To conform to these standards, the organization must show evidence of the following:

  • All staff hired by the program are competent through education and experience to provide quality care, treatment, and service to the clients
  • All staff, contractors, students, and volunteers receive the appropriate orientation and initial skills training (including initial training in environmental and clinical safety) to perform their job functions competently
  • All staff, students, and volunteers receive ongoing education and training that is designed to increase staff knowledge and abilities in work-related issues
  • All LIPs hired or contracted by the program have initial credentials and competencies verified through a primary source or a credentials verification organization (CVO).
  • All LIPs have defined assigned clinical responsibilities that are based on the competency of the LIP to provide those clinical responsibilities
  • Renewal of the assigned clinical responsibilities will not exceed 2 years.
  • All staff receive an annual competence assessment (i.e., performance evaluation) on an ongoing and periodic basis.

Sample P&Ps/Checklist


Implementation Tips

  • Programs that have students or volunteers participating in treating clients must meet the same initial screening and orientation and ongoing orientation and training requirements as permanent staff.

  • The process of initial verification of LIP credentials and competency must begin far enough in advance to be completed by the time of the anticipated hire date.

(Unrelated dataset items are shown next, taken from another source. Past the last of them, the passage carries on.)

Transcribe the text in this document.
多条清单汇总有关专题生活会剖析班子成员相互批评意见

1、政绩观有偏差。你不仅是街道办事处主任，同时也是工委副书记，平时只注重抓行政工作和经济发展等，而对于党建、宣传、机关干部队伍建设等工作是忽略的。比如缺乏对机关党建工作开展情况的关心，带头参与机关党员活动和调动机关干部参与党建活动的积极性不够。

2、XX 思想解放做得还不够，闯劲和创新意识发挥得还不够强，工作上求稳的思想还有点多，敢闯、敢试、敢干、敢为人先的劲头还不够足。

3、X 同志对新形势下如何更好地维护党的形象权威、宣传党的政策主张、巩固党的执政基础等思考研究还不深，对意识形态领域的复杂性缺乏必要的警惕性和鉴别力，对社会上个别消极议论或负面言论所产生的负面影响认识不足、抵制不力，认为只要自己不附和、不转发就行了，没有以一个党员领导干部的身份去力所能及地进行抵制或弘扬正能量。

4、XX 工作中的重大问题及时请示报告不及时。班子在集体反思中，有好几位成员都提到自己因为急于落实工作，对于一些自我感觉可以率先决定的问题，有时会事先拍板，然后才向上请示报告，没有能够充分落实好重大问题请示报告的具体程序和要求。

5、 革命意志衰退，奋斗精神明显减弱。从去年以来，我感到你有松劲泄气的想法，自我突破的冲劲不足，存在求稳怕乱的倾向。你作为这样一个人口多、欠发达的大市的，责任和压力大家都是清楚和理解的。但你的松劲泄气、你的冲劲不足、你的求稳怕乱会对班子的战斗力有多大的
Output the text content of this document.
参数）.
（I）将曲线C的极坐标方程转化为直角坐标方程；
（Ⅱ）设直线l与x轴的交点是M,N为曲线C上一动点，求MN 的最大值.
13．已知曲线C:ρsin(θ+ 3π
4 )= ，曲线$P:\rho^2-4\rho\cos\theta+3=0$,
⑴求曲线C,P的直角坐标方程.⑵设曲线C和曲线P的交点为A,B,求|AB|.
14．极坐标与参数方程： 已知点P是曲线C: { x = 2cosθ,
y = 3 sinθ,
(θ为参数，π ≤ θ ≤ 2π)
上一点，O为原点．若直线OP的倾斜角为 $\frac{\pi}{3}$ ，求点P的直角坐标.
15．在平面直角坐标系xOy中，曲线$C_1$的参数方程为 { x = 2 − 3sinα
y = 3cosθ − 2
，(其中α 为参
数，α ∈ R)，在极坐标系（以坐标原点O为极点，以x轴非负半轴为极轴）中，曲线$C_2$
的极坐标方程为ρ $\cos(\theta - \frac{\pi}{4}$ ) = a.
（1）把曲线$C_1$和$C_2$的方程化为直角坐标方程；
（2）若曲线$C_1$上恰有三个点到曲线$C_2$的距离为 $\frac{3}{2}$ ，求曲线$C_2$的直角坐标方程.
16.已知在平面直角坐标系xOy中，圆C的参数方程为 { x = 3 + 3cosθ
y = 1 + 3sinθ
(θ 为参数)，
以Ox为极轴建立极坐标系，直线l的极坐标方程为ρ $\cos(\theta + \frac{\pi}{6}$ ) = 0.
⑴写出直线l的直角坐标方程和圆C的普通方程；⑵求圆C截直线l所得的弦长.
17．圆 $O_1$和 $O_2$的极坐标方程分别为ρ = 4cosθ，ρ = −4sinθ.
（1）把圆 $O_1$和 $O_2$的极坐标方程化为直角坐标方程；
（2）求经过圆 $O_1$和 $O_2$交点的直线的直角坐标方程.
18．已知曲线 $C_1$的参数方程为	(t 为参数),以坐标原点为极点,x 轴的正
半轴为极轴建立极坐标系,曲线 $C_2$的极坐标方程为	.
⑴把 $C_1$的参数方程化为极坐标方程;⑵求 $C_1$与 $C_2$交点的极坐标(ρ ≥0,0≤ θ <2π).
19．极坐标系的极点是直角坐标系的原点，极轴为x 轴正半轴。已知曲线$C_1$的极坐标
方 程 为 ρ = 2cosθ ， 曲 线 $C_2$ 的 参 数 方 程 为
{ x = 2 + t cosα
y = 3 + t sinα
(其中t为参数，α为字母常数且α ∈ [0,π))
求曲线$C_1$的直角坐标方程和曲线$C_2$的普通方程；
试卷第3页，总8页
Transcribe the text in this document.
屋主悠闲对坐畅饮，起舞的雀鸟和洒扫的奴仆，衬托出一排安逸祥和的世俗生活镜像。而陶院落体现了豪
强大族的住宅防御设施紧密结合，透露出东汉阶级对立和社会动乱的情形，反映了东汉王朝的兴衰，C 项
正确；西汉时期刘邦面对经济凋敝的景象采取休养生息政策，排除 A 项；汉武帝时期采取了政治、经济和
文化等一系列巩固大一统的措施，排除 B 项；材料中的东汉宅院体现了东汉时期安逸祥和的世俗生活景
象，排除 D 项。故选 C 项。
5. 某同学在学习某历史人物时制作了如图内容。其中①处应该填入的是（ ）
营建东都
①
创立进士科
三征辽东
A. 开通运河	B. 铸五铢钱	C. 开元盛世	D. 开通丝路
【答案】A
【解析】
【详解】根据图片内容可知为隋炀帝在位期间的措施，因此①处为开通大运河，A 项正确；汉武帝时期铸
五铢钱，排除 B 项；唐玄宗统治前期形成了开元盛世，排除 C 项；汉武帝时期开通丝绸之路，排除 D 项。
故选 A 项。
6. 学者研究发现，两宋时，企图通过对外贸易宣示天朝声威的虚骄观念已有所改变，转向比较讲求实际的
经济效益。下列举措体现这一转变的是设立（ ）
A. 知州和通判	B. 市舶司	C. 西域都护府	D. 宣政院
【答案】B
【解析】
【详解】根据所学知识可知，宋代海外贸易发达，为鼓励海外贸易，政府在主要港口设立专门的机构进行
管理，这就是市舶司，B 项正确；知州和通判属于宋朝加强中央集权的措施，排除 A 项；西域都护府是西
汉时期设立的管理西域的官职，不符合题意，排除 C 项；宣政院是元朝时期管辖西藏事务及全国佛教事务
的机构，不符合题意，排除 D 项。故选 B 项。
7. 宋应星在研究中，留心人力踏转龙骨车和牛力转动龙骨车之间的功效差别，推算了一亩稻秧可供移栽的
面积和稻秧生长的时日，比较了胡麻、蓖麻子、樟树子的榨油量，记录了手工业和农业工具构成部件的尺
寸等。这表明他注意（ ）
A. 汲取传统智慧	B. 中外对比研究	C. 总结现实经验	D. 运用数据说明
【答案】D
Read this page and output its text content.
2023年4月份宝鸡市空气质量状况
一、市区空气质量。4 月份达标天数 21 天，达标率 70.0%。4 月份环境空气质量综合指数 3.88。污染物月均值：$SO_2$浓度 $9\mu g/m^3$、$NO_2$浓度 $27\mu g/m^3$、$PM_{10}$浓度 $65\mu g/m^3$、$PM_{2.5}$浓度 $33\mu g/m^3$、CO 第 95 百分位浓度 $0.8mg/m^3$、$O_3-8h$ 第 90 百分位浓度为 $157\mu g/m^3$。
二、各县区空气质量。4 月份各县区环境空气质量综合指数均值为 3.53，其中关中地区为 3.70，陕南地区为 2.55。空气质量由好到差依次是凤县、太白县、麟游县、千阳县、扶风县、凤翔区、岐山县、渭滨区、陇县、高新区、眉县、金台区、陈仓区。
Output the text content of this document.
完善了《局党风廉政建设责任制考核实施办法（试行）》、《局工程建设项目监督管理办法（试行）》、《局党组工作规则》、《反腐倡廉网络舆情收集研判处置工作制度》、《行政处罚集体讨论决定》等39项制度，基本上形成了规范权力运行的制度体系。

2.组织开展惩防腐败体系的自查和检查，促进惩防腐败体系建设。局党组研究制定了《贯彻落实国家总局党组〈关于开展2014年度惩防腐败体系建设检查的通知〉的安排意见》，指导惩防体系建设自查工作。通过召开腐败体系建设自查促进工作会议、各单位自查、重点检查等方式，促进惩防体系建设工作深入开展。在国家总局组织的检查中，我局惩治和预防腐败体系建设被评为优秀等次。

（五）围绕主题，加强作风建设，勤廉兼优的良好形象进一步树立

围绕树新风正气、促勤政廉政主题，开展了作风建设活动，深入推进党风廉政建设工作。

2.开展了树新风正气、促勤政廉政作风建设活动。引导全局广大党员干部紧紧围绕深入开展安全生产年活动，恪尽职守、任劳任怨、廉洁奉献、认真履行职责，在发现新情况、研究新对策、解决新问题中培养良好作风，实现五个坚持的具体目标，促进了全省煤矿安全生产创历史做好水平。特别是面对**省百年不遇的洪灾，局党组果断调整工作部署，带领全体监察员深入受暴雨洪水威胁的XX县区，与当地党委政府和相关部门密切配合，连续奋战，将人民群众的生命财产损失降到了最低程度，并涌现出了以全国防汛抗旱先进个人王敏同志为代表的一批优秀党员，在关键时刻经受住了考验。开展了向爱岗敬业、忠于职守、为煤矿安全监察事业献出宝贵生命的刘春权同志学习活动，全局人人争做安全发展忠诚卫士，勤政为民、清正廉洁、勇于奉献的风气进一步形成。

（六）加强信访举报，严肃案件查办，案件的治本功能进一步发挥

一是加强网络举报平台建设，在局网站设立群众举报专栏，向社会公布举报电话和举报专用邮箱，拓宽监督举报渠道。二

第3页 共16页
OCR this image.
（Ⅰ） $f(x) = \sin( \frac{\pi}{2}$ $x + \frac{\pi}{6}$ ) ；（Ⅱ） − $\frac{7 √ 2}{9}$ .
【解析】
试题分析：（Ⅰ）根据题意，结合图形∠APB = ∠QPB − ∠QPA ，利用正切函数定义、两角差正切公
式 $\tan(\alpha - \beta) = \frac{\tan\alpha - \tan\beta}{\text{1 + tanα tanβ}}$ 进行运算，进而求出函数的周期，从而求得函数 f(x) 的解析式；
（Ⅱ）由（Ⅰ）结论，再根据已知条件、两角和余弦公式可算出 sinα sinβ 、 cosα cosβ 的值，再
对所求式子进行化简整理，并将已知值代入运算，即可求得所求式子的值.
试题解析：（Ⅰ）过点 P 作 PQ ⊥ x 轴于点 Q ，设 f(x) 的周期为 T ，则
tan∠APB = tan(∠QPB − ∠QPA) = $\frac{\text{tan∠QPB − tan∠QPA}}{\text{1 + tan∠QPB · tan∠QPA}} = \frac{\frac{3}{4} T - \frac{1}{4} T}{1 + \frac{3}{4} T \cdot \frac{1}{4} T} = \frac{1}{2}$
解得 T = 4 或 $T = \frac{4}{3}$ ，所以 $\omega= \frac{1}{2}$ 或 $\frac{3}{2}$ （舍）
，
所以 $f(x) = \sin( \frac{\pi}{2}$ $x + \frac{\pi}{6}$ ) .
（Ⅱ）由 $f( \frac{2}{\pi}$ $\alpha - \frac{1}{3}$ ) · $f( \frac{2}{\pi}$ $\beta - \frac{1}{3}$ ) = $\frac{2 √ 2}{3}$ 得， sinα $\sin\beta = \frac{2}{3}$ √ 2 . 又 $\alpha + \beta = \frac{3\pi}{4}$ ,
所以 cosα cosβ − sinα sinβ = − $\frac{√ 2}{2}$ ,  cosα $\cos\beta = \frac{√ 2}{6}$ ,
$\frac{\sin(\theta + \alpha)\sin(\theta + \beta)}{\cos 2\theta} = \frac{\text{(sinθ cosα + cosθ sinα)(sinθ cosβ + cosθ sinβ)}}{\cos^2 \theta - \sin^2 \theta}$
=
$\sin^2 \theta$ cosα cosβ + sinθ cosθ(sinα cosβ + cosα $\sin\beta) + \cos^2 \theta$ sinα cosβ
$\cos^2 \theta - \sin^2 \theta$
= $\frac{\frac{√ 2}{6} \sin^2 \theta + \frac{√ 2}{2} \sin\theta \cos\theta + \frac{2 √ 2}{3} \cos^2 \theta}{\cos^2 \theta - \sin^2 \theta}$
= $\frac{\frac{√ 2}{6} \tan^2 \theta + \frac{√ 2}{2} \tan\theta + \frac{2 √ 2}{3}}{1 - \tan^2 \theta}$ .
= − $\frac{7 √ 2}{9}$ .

In usual circumstances, this takes 3 months.

  • Although temporary assignments of clinical responsibilities are permitted, JCAHO frowns on their consistent use or substitution in lieu of a completed credentials/competency verification process. The use of temporary assignments should be reserved only for those situations in which client needs must be quickly met, prior to the approval bodies' scheduled meetings.

  • Documentation of the credentials and/or competency verification processes for both staff and LIPs is critical. Establish a standard form for documentation of these processes and survey periodically to assure that all areas are in compliance.

  • Documentation of ongoing education and training content is also very important. Keep an annual record of all programs offered to staff, and document attendance for each. (Save those flyers announcing staff conferences, team meetings, and presentations on clinical topics!)

  • Document how education and training needs are evaluated and prioritized.

  • Although no longer required as a standard, a summary competency report to the program leadership and governance bodies is a good idea. Leadership standards require planning for an adequate number of competent staff, and an annual report is a great way to demonstrate evidence of that planning.